Intel and Arm just struck a deal that could change the way future mobile devices are powered, not to mention a whole slew of digital devices in every category of use.
While Intel has long made the best processors on the planet for PCs and laptops, it hasn't been as involved in low-powered, lightweight semiconductors like those used in phones, tablets, and IoT devices like smart speakers. That looks to change with a new agreement between Intel Foundry Services and Arm Ltd.
British semiconductor firm Arm has been licensing out its processor designs to major industry players like Apple and Qualcomm for use in mobile phones and tablets for many years now, thanks to Arm's emphasis on mobile energy efficiency over the raw performance normally seen in desktops. But Intel and Arm have steered clear of each other, making today's joint announcement a major development in the semiconductor space.
At the heart of the design technology co-optimization (DTCO) the two companies agreed to is Intel's 18A process, which is the last chip fabrication process in Intel's aggressive 5-year road map that began with Intel Alder Lake. That chip was fabbed on the 10nm Intel 7 process.
Intel 18A is scheduled for risk production starting in the second half of 2024, with chips co-designed with Arm presumably starting to roll off the line by the end of that year.
“There is growing demand for computing power driven by the digitization of everything, but until now fabless customers have had limited options for designing around the most advanced mobile technology,” Pat Gelsinger, CEO of Intel Corporation, said in a statement emailed to TechRadar.
“Intel’s collaboration with Arm will expand the market opportunity for [Intel Foundry Services] and open up new options and approaches for any fabless company that wants to access best-in-class CPU IP and the power of an open system foundry with leading-edge process technology.”

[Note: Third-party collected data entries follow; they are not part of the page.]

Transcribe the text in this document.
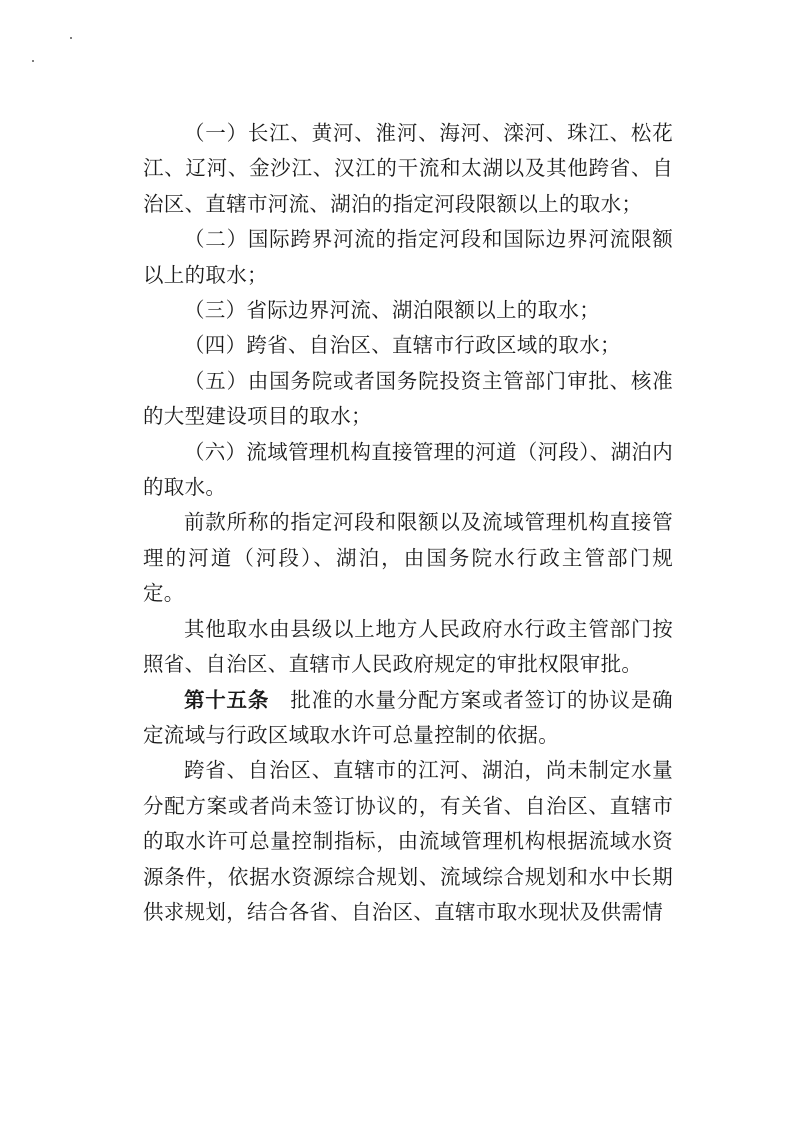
（一）长江、黄河、淮河、海河、滦河、珠江、松花江、辽河、金沙江、汉江的干流和太湖以及其他跨省、自治区、直辖市河流、湖泊的指定河段限额以上的取水；

（二）国际跨界河流的指定河段和国际边界河流限额以上的取水；

（三）省际边界河流、湖泊限额以上的取水；

（四）跨省、自治区、直辖市行政区域的取水；

（五）由国务院或者国务院投资主管部门审批、核准的大型建设项目的取水；

（六）流域管理机构直接管理的河道（河段）、湖泊内的取水。

前款所称的指定河段和限额以及流域管理机构直接管理的河道（河段）、湖泊，由国务院水行政主管部门规定。

其他取水由县级以上地方人民政府水行政主管部门按照省、自治区、直辖市人民政府规定的审批权限审批。

第十五条　 批准的水量分配方案或者签订的协议是确定流域与行政区域取水许可总量控制的依据。

跨省、自治区、直辖市的江河、湖泊，尚未制定水量分配方案或者尚未签订协议的，有关省、自治区、直辖市的取水许可总量控制指标，由流域管理机构根据流域水资源条件，依据水资源综合规划、流域综合规划和水中长期供求规划，结合各省、自治区、直辖市取水现状及供需情
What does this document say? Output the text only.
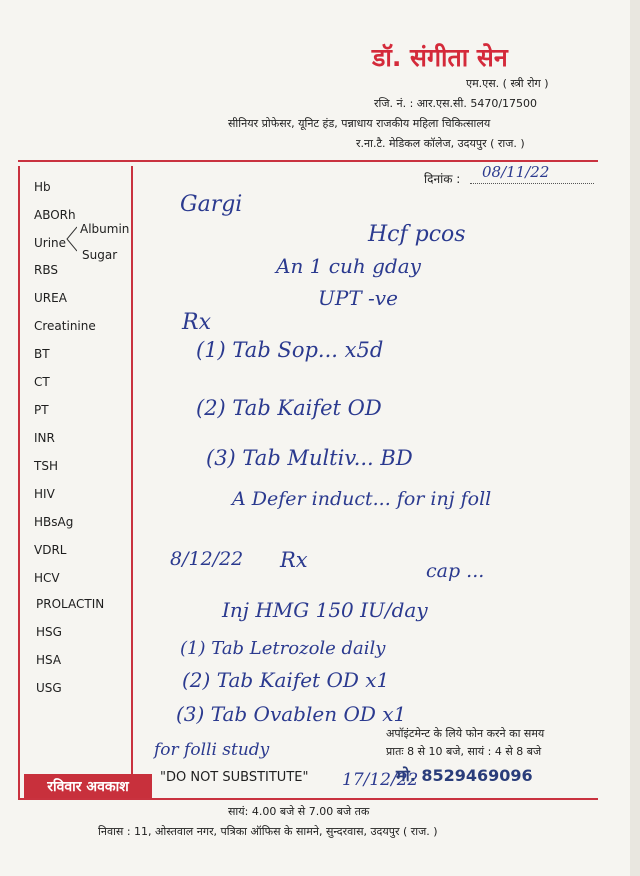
डॉ. संगीता सेन
एम.एस. ( स्त्री रोग )
रजि. नं. : आर.एस.सी. 5470/17500
सीनियर प्रोफेसर, यूनिट हंड, पन्नाधाय राजकीय महिला चिकित्सालय
र.ना.टै. मेडिकल कॉलेज, उदयपुर ( राज. )
दिनांक : 08/11/22
Hb
ABORh
Urine
Albumin
Sugar
RBS
UREA
Creatinine
BT
CT
PT
INR
TSH
HIV
HBsAg
VDRL
HCV
PROLACTIN
HSG
HSA
USG
Gargi
Hcf pcos
An 1 cuh gday
UPT -ve
Rx
(1) Tab Sop... x5d
(2) Tab Kaifet OD
(3) Tab Multiv... BD
A Defer induct... for inj foll
8/12/22 Rx	cap ...
Inj HMG 150 IU/day
(1) Tab Letrozole daily
(2) Tab Kaifet OD x1
(3) Tab Ovablen OD x1
for folli study
17/12/22
अपॉइंटमेन्ट के लिये फोन करने का समय
प्रातः 8 से 10 बजे, सायं : 4 से 8 बजे
मो. 8529469096
रविवार अवकाश
"DO NOT SUBSTITUTE"
सायं: 4.00 बजे से 7.00 बजे तक
निवास : 11, ओस्तवाल नगर, पत्रिका ऑफिस के सामने, सुन्दरवास, उदयपुर ( राज. )
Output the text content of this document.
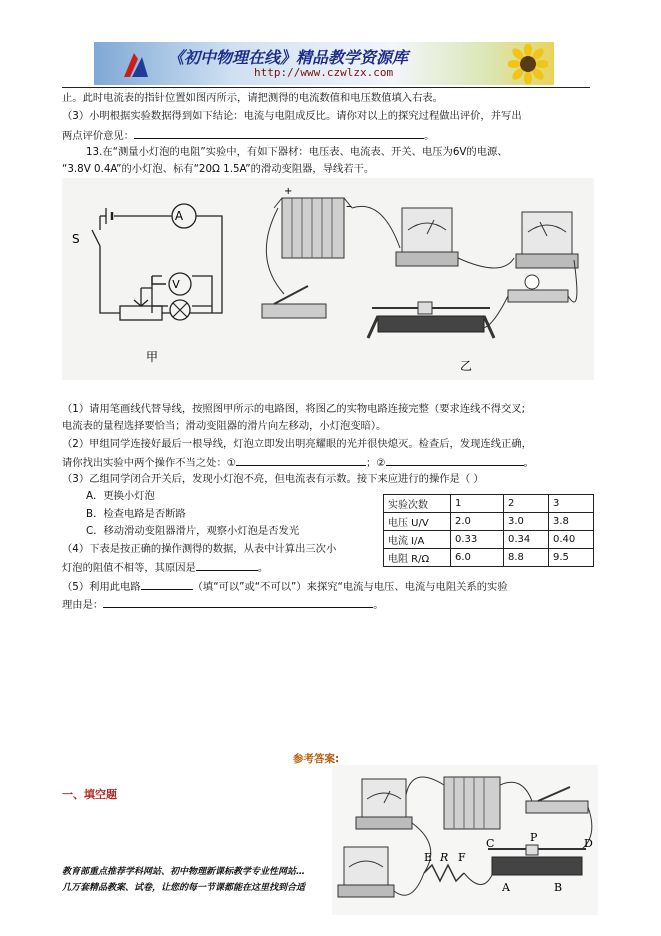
《初中物理在线》精品教学资源库
http://www.czwlzx.com
止。此时电流表的指针位置如图丙所示，请把测得的电流数值和电压数值填入右表。
（3）小明根据实验数据得到如下结论：电流与电阻成反比。请你对以上的探究过程做出评价，并写出
两点评价意见：	。
13.在“测量小灯泡的电阻”实验中，有如下器材：电压表、电流表、开关、电压为6V的电源、
“3.8V 0.4A”的小灯泡、标有“20Ω 1.5A”的滑动变阻器，导线若干。
A
V
S
甲
+
–
乙
（1）请用笔画线代替导线，按照图甲所示的电路图，将图乙的实物电路连接完整（要求连线不得交叉;
电流表的量程选择要恰当；滑动变阻器的滑片向左移动，小灯泡变暗）。
（2）甲组同学连接好最后一根导线，灯泡立即发出明亮耀眼的光并很快熄灭。检查后，发现连线正确，
请你找出实验中两个操作不当之处：①	；②	。
（3）乙组同学闭合开关后，发现小灯泡不亮，但电流表有示数。接下来应进行的操作是（ ）
A．更换小灯泡
B．检查电路是否断路
C．移动滑动变阻器滑片，观察小灯泡是否发光
（4）下表是按正确的操作测得的数据，从表中计算出三次小
灯泡的阻值不相等，其原因是	。
（5）利用此电路	（填“可以”或“不可以”）来探究“电流与电压、电流与电阻关系的实验
理由是：	。
实验次数	1	2	3
电压 U/V	2.0	3.0	3.8
电流 I/A	0.33	0.34	0.40
电阻 R/Ω	6.0	8.8	9.5
参考答案:
一、填空题
E R F
P
C	D
A	B
教育部重点推荐学科网站、初中物理新课标教学专业性网站…
几万套精品教案、试卷，让您的每一节课都能在这里找到合适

Intel's finally getting into the foundry-as-a-service business
Intel is a semiconductor industry giant, as well as being something of the elder statesman of processor fabrication. The late Gordon Moore, for whom Moore's Law is named, was one of Intel's founders more than half a century ago, and Intel has been on the cutting edge of computer processing technology pretty much since the integrated circuit's inception.
But Intel has had some major competition in recent years, and not just from archrival AMD. TSMC and Samsung are both major chip foundries that supply everyone from Nvidia and AMD to Apple and Qualcomm. Intel, in a lot of ways, has been something of the odd duck out by fabbing its own chips in-house and pretty much exclusively its own chips.
With this new deal from Arm, Intel is taking a major step into servicing the foundry needs of "fabless" industry partners in its own right. Fabless is a polite way of saying companies like Arm, AMD, and Apple that design computer processors in house, but have to go elsewhere to have chips fabricated, increasingly by Taiwan Semiconductor Manufacturing Company (TSMC).
By opening up its foundry services and letting companies bring their own chip designs to Intel for fabrication on Intel's 18A process, the company is staking a major claim in a market that effectively only has two other players, TSMC and Samsung. Given Intel's industry position, it is probably the only company on Earth right now that could credibly compete with TSMC and Samsung.
All of this will hopefully mean significantly cheaper chips as competition does its thing. It remains to be seen what this new partnership develops in the coming decade, but Arm is certainly not going to be the last company to come knocking on Intel's foundry door in the years ahead.